LOGAN PASS – Joe Stone lives by his goals.
His first goal following the accident was to simply breath on his own again; then sit up on his own again; and finally to be on his own again. Each time he has achieved his goals with remarkable speed.
And last Friday morning – at just under two miles per hour – he was doing it again. As he rounded the corner his most ambitious goal yet was before him: Logan Pass.
As the sun jetted down mountain valleys, illuminating wild flowers and snow piles, Stone slowly biked his way up the steep road, his arms working like a locomotive’s pistons: in and out; in and out; in and out.
“Baby steps,” he whispered to himself between heavy breaths.
Almost a year to the day that Stone was paralyzed in an accident he was biking the Going-to-the-Sun Road.
On Aug. 13, 2010, Stone, who was born and raised in Minnesota but moved to Missoula to be closer to the outdoor activities he loved, was about to make his forth speed-flying run of the day from the face of Mount Jumbo, a sport similar to paragliding. Shortly after 8 p.m. he ran and jumped off the mountain and began to descend. Moments after he took to the air, according to witnesses and news reports, his chute got tangled and he began to plummet to earth. Stone estimated he hit the ground anywhere from 50 to 60 miles per hour.
The crash knocked him unconscious, broke four ribs, seven vertebrae, punctured his right lung and liver, and damaged his heart and spinal cord.
“I actually don’t remember anything from that (day),” he said. “My knowledge of this is through what eyewitnesses said.”
As Stone lay there, lifeless in the tall grass, witnesses ran to his side and called 911. Soon he was being loaded into a helicopter destined for Missoula’s St. Patrick Hospital where he spent the next few days in the ICU. It didn’t look like he would survive, according to his childhood friend Tyler Sweeney.
“We thought for sure he was going to die,” he said.
Stone was put into an induced coma for three and a half weeks following the accident, before being moved back to his native Minnesota, so both he and his girlfriend Amy could be close to family.
“My personal story doesn’t really start until after I came out of my coma,” he said.
And when he did, Stone found that he was paralyzed from the chest down and unable to move his legs. He began eight months of therapy, which started with just sitting up. After a few months in the hospital, Stone moved into a new home with his girlfriend in Minnesota.
It was during this time that Stone realized there was a major void in his life.
“My whole life was my hobbies,” he said. “I loved the outdoors … Every weekend I was off in the mountains.”
Stone was determined not to let the accident, which could have taken his life, alter his lifestyle. Just a few months into his therapy, Stone came up with the idea of hand cycling Going-to-the-Sun Road in Glacier National Park. It was the perfect plan, he thought, because biking the road was something he had always wanted to do.
It was a plan that surprised Sweeney.
“When he said he wanted to do it this summer I was shocked. I mean he was still in rehab,” Sweeney said, remembering back to earlier this year when his friend first proposed the idea.
In the spring of 2011, planning began for a return trip to Montana and to cycle the iconic 50-mile road. To bike the road Stone found a hand cycle and soon after his physical therapy was complete he began training endlessly for the trip, which was to take place before the first anniversary of the accident.
Last week Stone gathered with a group of friends and headed into the park, starting the trip up and over Logan Pass early on Friday morning. Shortly after noon, Stone came around the corner and was able to see the pass across the valley, another two miles away on the twisting and turning road, jammed with summer traffic.
It was a long way from his accident 364 days earlier.
Patrick Kinville, a childhood friend who was also biking, couldn’t help but smile as he watched Stone slowly roll up the road.
“Initially it didn’t look like he was going to make it,” he said, thinking back to the accident. “So this never crossed my mind.”
Stone said that biking the road was the first step in getting his life back.
“It’s cool that I’m doing something I wanted to do anyway. Now I’m just doing it with my arms rather than my legs.
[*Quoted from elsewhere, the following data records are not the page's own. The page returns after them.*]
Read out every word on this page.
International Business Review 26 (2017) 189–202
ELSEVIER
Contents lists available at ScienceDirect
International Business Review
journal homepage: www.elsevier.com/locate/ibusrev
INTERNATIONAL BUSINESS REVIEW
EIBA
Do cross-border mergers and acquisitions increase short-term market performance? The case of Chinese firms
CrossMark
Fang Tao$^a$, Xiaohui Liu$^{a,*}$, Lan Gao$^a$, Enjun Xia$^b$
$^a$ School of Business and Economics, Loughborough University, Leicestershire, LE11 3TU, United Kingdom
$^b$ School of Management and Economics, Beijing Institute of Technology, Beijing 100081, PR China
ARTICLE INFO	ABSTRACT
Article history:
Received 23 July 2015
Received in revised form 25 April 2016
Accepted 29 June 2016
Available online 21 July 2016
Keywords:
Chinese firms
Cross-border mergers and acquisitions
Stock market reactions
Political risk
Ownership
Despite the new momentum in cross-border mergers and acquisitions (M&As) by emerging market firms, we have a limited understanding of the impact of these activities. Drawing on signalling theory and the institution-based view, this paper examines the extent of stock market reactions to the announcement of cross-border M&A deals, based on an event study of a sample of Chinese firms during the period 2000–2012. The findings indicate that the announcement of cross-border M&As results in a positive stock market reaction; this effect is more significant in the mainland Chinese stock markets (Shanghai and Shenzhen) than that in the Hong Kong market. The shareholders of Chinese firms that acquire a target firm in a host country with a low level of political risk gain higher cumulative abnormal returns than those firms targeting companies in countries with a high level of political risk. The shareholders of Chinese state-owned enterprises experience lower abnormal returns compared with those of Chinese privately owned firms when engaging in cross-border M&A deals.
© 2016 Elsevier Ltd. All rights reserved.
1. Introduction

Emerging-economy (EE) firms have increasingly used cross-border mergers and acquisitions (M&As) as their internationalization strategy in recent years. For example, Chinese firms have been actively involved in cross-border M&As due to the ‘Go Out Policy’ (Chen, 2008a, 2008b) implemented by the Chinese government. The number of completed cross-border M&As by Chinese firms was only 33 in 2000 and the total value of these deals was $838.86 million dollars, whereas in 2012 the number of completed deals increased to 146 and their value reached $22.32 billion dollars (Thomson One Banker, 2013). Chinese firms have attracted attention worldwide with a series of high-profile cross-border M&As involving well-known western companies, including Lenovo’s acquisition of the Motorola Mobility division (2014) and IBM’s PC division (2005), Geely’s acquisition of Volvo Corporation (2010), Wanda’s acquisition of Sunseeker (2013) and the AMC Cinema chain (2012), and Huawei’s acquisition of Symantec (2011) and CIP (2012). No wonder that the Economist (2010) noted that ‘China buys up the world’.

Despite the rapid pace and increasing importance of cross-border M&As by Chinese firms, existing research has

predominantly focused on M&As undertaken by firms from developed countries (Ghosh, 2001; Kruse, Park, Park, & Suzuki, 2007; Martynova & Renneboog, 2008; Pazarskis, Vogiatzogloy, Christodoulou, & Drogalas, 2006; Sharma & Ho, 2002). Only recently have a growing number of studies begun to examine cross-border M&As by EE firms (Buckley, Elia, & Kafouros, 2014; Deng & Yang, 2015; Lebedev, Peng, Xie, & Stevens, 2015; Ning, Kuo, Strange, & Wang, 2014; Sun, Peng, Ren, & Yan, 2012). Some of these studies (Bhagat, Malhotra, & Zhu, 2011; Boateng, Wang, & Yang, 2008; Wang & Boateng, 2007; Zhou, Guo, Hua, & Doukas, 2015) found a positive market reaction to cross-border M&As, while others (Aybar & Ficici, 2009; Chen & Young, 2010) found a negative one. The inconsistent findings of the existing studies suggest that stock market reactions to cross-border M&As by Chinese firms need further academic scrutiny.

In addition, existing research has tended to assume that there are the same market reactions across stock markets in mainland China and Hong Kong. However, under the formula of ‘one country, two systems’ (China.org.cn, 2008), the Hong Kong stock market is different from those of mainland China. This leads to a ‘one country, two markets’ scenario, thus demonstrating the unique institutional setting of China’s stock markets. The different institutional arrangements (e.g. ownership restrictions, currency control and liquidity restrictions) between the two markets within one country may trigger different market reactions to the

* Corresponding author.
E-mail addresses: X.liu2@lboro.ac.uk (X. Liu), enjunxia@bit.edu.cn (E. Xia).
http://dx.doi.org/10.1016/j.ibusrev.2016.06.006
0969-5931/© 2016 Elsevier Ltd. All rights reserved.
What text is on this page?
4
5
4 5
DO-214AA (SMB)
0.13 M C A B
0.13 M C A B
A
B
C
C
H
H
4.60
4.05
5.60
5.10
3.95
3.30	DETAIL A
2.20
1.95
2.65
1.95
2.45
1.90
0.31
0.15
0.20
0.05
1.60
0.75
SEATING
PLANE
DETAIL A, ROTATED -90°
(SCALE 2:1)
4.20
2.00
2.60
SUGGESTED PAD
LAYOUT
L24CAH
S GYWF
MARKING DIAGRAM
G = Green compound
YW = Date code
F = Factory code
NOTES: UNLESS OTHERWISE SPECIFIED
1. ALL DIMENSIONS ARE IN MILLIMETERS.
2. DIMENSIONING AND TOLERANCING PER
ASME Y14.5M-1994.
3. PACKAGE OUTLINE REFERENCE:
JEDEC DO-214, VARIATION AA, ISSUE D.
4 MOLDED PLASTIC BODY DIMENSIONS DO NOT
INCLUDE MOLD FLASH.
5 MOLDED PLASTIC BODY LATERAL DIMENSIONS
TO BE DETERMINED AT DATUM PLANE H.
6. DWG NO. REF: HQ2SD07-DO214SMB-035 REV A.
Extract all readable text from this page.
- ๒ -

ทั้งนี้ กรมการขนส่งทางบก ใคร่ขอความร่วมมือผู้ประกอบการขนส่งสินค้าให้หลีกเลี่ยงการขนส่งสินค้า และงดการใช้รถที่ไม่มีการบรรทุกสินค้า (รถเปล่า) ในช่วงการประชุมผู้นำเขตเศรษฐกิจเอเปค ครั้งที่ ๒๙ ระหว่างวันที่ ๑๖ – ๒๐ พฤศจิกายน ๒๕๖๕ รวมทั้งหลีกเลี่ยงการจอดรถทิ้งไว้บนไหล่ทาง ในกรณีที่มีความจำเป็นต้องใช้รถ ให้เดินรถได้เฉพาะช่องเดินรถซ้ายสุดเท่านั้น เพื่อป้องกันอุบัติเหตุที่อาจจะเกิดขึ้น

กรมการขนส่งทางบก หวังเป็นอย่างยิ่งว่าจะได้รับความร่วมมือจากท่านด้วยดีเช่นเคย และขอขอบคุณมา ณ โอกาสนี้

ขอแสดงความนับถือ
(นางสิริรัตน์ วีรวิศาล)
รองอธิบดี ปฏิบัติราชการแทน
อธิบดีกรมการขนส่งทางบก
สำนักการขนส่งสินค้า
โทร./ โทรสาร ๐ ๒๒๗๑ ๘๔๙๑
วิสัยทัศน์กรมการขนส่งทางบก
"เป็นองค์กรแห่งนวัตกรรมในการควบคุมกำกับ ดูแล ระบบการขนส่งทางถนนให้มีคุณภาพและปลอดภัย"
I’ve done a lot of big things in my life, but none of it compares to this,” Stone said. “It’ll be the biggest moment of my life.”
And even as his newest goal was within reach, Stone was already thinking of the next.
Stone has been blogging about his recovery and hopes to turn it into a nonprofit group to help him reach out to people in similar situations. Stone may make the same bike trip next year as a way to raise money for others and eventually he wants to open a camp in Montana.
“That’s the big dream in the end,” he said. “But it looks like it’ll be a lifelong thing.”
As he biked past a long rock wall, high above the valley floor, Stone began to turn the hand cycle toward the side of the road to catch his breath and let traffic pass.
But he wasn’t about to give up.
“There’s no quitting now,” he said, pointing to the road behind him. “Not after that.”